Aquella calma era única, y jamás volvería a encontrarla con la misma forma. Pero también la estaba encontrando allí, en la orilla, con el frío mar y la amistosa luna. Junto a ella.

Mi vista se había acostumbrado a la oscuridad, al menos lo suficiente para ver los diminutos peces que nadaban cerca del límite entre su mundo y el nuestro.

―Puede que sea adicta a esta sensación ―continuó Eleena―. Que mi único y verdadero cometido en esta vida sea volver a sentirme como alguna vez hice, que cada cosa que hago tiene detrás una motivación: devolverme al pasado. Que dentro de mí solo hay espacio para algo que he olvidado, y lo único que puedo hacer es esperar a encontrarlo de nuevo. A lo mejor lo que busco es el impacto de la novedad, que no se puede repetir, al menos no con lo mismo ―Tomó aire y continuó―: Mi cerebro no es capaz de entender que la vida sigue con lo suyo. No puedo ir para atrás y revivir algo que ya he normalizado como si fuera algo nuevo. Pero yo me he estancado en esa sensación: en el aire salado dándome la bienvenida y las olas ensayando una serenata para el cielo.

Iba a responder. O mejor dicho, iba a formular la pregunta que se me había atorado desde que salí del castillo Diákora junto a ella. Había algo en su mirada que me hacía querer saber más. Necesitaba saber cómo funcionaba su mente, qué estaba pensando, en qué punto sus palabras comenzaban a difuminar la línea entre lo que pensaba, lo que quería decir, y lo que sentía. Quería comprender lo que ocurría dentro de ella.

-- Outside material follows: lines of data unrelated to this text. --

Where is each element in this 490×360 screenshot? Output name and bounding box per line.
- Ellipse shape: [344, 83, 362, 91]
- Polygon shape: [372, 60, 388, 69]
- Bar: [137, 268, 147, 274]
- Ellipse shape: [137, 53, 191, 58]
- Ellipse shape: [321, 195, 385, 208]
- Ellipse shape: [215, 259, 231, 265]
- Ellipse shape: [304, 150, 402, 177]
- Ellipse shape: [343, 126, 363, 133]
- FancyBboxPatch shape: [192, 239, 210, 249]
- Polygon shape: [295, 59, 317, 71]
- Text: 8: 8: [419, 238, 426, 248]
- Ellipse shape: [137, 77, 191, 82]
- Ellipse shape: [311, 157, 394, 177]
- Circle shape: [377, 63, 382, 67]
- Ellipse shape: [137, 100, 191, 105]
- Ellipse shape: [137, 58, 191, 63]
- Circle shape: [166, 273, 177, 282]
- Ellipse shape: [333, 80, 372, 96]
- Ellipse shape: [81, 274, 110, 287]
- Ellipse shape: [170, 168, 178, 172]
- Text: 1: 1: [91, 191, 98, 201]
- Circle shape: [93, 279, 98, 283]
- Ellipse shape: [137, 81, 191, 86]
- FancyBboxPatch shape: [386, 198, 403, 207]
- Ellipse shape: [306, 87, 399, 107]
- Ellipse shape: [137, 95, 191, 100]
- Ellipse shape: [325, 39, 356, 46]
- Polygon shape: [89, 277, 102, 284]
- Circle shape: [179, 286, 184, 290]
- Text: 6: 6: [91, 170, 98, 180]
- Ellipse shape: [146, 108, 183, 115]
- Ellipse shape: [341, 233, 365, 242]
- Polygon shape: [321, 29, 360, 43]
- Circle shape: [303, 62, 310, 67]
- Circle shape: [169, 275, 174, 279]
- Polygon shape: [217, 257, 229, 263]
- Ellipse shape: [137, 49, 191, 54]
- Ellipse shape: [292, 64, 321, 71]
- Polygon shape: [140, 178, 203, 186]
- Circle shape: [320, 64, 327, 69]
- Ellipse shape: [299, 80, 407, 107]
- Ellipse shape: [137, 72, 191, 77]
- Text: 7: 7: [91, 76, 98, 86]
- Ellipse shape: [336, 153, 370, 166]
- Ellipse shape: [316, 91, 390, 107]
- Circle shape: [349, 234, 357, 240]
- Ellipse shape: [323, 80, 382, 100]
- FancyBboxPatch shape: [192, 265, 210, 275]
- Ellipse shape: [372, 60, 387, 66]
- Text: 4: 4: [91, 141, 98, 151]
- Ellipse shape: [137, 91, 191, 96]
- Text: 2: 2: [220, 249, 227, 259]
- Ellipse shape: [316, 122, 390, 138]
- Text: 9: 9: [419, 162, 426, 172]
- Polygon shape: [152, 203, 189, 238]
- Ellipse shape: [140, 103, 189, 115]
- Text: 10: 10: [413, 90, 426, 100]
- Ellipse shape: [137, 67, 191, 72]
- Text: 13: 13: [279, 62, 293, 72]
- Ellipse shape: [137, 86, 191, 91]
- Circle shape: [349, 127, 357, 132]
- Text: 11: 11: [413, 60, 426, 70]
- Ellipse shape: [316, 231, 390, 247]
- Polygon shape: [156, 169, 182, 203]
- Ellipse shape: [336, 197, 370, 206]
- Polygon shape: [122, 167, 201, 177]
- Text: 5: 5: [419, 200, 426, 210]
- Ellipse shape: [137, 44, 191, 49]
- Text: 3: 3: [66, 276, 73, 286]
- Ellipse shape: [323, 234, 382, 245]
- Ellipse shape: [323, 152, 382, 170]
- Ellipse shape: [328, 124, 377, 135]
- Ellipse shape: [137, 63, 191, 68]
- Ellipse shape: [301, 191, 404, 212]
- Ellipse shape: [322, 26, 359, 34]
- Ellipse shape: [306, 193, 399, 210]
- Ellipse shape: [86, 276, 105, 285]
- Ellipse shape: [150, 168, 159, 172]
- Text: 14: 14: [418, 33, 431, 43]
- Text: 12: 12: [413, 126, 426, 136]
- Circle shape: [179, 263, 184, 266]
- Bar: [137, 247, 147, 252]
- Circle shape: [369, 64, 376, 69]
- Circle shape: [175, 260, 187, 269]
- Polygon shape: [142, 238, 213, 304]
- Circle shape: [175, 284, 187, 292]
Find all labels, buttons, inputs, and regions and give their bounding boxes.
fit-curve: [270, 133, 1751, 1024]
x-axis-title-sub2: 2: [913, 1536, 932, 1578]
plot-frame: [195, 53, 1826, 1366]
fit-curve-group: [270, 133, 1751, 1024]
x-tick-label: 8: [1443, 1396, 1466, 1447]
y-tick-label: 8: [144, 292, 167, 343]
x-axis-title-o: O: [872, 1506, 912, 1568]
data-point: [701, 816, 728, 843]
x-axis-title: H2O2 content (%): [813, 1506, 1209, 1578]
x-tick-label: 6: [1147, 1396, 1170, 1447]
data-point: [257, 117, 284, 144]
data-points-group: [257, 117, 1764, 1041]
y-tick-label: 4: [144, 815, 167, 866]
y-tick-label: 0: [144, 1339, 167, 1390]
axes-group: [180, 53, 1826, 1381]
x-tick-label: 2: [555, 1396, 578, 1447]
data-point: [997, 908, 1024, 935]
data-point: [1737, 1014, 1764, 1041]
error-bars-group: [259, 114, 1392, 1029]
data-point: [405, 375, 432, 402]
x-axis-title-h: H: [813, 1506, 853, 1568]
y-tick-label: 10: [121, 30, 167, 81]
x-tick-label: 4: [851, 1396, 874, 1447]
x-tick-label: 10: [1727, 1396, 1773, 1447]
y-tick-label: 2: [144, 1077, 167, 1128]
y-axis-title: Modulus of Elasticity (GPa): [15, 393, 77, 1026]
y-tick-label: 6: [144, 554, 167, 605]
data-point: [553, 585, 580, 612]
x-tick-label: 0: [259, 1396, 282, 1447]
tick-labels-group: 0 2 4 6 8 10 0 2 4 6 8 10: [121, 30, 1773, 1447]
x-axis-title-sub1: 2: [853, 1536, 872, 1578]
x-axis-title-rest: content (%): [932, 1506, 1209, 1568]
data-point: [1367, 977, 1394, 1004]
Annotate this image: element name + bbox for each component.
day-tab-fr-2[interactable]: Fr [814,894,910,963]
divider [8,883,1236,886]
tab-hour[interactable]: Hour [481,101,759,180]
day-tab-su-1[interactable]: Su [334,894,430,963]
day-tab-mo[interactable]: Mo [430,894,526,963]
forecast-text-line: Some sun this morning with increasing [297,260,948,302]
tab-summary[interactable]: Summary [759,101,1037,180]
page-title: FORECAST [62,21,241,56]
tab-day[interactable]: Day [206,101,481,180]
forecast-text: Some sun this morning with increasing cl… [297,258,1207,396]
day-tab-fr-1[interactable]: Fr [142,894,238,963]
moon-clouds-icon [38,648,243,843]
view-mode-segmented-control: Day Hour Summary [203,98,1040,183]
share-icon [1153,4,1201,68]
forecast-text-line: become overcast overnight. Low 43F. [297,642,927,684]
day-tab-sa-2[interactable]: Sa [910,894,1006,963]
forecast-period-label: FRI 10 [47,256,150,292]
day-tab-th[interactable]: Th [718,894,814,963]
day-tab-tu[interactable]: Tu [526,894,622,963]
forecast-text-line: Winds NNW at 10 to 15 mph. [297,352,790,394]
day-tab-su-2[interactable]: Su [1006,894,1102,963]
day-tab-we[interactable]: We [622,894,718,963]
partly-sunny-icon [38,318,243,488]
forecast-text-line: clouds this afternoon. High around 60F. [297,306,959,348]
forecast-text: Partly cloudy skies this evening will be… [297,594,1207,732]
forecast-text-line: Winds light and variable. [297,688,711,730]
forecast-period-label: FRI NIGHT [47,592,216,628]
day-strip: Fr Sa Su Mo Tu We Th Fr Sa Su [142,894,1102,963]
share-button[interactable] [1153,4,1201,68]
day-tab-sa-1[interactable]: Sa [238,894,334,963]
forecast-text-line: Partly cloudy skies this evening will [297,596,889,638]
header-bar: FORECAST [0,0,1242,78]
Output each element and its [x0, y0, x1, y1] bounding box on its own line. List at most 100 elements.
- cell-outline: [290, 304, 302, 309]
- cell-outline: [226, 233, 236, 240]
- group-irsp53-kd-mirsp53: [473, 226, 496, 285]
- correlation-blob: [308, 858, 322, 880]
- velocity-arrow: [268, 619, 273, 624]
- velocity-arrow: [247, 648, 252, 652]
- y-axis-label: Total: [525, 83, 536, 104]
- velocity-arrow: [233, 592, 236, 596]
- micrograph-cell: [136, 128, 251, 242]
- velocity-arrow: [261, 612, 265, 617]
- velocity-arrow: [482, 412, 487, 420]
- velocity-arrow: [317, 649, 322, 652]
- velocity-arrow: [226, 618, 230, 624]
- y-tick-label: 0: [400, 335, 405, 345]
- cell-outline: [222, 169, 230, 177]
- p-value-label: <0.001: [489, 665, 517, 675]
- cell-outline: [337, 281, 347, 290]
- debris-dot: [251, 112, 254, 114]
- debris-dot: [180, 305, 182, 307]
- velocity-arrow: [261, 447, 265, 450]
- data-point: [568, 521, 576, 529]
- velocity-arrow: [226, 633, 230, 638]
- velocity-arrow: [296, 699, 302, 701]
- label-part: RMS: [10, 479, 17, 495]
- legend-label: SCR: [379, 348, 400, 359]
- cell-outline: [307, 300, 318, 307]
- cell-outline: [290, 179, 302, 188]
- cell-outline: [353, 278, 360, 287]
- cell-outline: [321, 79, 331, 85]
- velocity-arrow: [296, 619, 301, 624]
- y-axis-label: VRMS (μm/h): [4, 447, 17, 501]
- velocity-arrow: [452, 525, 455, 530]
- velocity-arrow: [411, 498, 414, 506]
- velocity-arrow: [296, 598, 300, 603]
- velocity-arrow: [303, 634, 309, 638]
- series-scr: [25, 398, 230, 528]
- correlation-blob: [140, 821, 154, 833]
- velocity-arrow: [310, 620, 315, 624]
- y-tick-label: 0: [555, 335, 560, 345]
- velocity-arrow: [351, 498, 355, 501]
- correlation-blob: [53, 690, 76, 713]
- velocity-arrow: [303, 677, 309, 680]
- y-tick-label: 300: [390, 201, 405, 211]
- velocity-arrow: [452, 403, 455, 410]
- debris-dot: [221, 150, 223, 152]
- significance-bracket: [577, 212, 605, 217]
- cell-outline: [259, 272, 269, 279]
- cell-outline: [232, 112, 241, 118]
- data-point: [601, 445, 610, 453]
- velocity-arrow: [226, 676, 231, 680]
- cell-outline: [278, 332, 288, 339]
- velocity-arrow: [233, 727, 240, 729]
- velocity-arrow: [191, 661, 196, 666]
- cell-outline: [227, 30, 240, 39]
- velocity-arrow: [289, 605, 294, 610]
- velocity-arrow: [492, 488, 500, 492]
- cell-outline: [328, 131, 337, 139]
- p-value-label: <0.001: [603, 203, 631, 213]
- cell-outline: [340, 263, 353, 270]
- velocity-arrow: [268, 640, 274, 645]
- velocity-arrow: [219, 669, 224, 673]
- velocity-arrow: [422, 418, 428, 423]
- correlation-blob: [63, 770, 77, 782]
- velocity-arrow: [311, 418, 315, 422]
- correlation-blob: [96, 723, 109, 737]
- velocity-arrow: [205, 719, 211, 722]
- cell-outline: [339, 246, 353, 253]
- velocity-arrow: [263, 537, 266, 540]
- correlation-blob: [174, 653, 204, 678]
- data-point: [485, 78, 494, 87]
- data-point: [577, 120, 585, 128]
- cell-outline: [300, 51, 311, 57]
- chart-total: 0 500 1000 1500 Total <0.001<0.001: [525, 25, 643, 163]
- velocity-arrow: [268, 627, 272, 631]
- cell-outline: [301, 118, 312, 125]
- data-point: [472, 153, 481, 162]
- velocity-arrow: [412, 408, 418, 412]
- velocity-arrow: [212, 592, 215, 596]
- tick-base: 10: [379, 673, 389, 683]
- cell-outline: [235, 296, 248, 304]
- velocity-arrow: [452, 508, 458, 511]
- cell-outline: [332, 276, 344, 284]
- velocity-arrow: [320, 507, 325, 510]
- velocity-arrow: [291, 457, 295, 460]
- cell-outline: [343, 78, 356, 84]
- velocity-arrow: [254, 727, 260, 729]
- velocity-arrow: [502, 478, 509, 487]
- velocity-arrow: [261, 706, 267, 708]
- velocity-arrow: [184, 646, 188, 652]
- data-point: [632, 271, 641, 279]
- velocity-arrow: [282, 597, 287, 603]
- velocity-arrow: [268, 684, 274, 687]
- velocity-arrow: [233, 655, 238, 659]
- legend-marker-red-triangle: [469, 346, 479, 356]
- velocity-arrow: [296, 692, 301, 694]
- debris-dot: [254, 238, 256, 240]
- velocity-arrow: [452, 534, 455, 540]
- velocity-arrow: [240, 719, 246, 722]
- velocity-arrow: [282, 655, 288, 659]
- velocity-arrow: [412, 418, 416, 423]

Sin embargo, antes de que la primera sílaba pudiera salir de mis labios, ella se levantó y me tendió una mano. Yo la acepté, me reincorporé y me puse las botas.

―Venga, que tenemos que ir a un castillo.

Nos metimos en la selva que llevaba al corazón de la isla, alejando de mi vista la visión de aquel hogar fantasma, y de aquellos a su alrededor que ignoraban su existencia.

Pronto nos fundimos con la oscuridad del interior de Címelios. Detrás nos siguieron todas las incógnitas que en algún momento tendrían que ver la luz.